E4D2 : Par mal, j’entendrai ce que nous savons certainement faire obstacle à ce que nous possédions un certain bien.
Et aussi, entre bien d’autres :
E4P36 : Le bien suprême de ceux qui pratiquent la vertu leur est commun à tous, et ainsi tous en peuvent également jouir.
E4P37 : Le bien que désire pour lui-même tout homme qui pratique la vertu, il le désirera également pour les autres hommes, et avec d’autant plus de force qu’il aura une plus grande connaissance de Dieu.
Toute l’
Ethique est dirigée, selon le deuxième genre de connaissance (qui est adéquat), vers l’étiologie des passions et à l'opposé le « souverain bien. » Mais Spinoza d’après vous n’en aurait eu aucune idée adéquate... Sachant que le bien, puissance et connaissance du (deuxième et du) troisième genre ne font qu’un. Spinoza utilise « bien » et « mal » sous plusieurs acceptions qu’il n’est pas possible de condenser logiquement (c’est pareil pour « ordre » ou « gloire », qui ont donné lieu récemment à des contresens.) Si on ne le voit, c’est perdu.

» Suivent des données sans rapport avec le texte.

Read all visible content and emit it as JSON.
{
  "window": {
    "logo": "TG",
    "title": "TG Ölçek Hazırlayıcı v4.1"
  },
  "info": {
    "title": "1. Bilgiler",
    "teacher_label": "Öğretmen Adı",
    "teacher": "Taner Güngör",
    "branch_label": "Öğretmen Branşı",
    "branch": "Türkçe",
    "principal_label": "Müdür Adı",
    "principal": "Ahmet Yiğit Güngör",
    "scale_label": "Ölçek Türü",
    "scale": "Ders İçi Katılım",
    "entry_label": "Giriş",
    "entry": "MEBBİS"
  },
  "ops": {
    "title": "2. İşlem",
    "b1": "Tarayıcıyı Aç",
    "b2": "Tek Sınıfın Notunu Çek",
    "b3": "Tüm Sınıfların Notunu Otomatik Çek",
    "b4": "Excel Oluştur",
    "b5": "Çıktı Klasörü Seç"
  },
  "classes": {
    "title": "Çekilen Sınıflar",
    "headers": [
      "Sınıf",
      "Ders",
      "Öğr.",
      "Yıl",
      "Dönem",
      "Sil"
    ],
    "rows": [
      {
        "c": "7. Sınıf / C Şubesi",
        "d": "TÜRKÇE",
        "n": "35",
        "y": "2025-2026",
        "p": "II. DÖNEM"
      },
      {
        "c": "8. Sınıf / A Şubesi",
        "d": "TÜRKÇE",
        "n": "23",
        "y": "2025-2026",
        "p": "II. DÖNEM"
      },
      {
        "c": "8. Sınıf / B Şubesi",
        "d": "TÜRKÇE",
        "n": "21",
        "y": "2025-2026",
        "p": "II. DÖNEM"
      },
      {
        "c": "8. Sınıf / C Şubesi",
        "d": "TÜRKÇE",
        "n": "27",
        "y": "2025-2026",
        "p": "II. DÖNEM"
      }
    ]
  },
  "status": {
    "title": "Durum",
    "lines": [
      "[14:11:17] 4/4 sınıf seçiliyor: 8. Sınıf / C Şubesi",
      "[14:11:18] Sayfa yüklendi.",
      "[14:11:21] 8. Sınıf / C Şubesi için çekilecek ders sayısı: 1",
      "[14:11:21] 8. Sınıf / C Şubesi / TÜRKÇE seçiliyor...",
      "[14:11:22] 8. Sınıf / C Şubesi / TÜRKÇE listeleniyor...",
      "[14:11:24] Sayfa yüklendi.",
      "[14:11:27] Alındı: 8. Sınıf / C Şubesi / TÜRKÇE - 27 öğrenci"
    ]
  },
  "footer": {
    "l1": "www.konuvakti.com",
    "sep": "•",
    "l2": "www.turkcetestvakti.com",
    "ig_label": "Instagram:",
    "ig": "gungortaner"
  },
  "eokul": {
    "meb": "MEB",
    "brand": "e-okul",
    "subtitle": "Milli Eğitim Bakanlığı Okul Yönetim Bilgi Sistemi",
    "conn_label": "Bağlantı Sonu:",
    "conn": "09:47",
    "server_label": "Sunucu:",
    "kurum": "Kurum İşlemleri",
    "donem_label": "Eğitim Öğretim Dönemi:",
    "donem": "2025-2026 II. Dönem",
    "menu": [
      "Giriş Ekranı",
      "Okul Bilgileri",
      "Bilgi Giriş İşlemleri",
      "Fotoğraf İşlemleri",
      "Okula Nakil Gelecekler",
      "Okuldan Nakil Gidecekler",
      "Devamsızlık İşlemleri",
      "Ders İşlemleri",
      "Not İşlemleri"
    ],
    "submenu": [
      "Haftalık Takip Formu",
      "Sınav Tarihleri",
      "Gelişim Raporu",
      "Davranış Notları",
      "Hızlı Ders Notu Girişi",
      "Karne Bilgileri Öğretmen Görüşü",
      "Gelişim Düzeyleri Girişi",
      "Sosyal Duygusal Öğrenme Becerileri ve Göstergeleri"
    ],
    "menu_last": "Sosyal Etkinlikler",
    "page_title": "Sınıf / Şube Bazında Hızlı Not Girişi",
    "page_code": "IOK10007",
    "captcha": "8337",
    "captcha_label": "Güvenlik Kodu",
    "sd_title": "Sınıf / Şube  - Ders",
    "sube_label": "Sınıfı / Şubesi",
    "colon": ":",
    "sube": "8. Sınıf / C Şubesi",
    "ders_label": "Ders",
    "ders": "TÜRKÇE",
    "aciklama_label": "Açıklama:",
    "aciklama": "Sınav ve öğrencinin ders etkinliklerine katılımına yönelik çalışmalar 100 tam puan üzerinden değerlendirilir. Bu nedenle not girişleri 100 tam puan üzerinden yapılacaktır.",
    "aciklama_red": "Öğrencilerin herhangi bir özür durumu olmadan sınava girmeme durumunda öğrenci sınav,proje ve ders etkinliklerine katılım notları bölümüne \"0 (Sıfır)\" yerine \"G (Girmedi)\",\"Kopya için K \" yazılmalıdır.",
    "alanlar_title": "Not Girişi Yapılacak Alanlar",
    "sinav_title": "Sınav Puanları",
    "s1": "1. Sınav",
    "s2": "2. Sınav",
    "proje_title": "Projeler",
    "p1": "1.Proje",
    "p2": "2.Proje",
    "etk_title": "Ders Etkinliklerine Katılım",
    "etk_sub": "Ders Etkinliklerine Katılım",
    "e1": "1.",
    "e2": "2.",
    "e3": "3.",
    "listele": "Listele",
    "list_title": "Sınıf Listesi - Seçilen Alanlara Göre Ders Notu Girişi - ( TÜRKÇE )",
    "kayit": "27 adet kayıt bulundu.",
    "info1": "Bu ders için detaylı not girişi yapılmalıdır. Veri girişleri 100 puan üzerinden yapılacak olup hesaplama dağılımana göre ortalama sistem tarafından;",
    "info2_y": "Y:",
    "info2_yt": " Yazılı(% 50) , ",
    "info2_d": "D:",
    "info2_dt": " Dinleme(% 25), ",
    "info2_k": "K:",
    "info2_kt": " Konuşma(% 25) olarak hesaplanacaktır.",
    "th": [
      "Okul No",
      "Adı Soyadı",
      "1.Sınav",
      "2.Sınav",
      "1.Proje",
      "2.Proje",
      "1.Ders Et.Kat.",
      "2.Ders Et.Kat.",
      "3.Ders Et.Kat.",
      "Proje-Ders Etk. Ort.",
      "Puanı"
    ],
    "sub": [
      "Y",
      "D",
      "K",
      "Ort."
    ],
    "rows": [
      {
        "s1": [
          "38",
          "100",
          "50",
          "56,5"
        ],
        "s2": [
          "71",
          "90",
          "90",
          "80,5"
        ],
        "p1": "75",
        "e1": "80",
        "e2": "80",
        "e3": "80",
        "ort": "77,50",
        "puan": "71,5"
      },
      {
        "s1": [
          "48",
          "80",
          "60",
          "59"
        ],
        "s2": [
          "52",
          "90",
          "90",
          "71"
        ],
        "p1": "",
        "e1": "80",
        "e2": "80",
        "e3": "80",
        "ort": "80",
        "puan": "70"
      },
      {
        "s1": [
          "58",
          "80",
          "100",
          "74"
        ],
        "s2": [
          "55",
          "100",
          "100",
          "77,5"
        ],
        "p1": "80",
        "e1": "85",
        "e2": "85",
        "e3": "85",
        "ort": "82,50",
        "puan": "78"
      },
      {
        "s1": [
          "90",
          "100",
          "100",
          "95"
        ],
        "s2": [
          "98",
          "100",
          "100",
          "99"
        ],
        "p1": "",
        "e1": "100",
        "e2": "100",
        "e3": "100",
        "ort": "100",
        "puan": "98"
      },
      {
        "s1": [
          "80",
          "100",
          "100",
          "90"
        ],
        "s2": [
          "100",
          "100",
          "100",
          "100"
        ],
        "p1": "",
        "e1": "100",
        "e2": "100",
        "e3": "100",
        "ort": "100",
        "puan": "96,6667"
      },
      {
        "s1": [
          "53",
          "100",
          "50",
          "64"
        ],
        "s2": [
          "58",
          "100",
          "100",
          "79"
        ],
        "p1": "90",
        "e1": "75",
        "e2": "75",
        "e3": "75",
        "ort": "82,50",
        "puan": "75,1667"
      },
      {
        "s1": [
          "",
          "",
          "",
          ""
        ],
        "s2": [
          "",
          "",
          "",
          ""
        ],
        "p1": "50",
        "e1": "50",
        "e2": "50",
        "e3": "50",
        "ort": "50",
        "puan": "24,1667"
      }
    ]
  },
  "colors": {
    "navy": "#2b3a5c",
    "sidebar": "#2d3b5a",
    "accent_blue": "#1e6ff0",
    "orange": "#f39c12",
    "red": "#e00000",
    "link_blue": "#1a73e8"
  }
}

PhiPhilo a écrit :En effet,
La perfection et l’imperfection ne sont véritablement que des façons de penser, des notions que nous sommes accoutumés à nous faire en comparant les uns aux autres les individus d’une même espèce ou d’un même genre, et c’est pour cela que j’ai dit plus haut (Déf. 6, part. 2) que réalité et perfection étaient pour moi la même chose. [...] Le bien et le mal ne marquent non plus rien de positif dans les choses considérées en elles-mêmes, et ne sont autre chose que des façons de penser, ou des notions que nous formons par la comparaison des choses. Une seule et même chose en effet peut en même temps être bonne ou mauvaise ou même indifférente. (Spinoza, Ethique, IV, préf)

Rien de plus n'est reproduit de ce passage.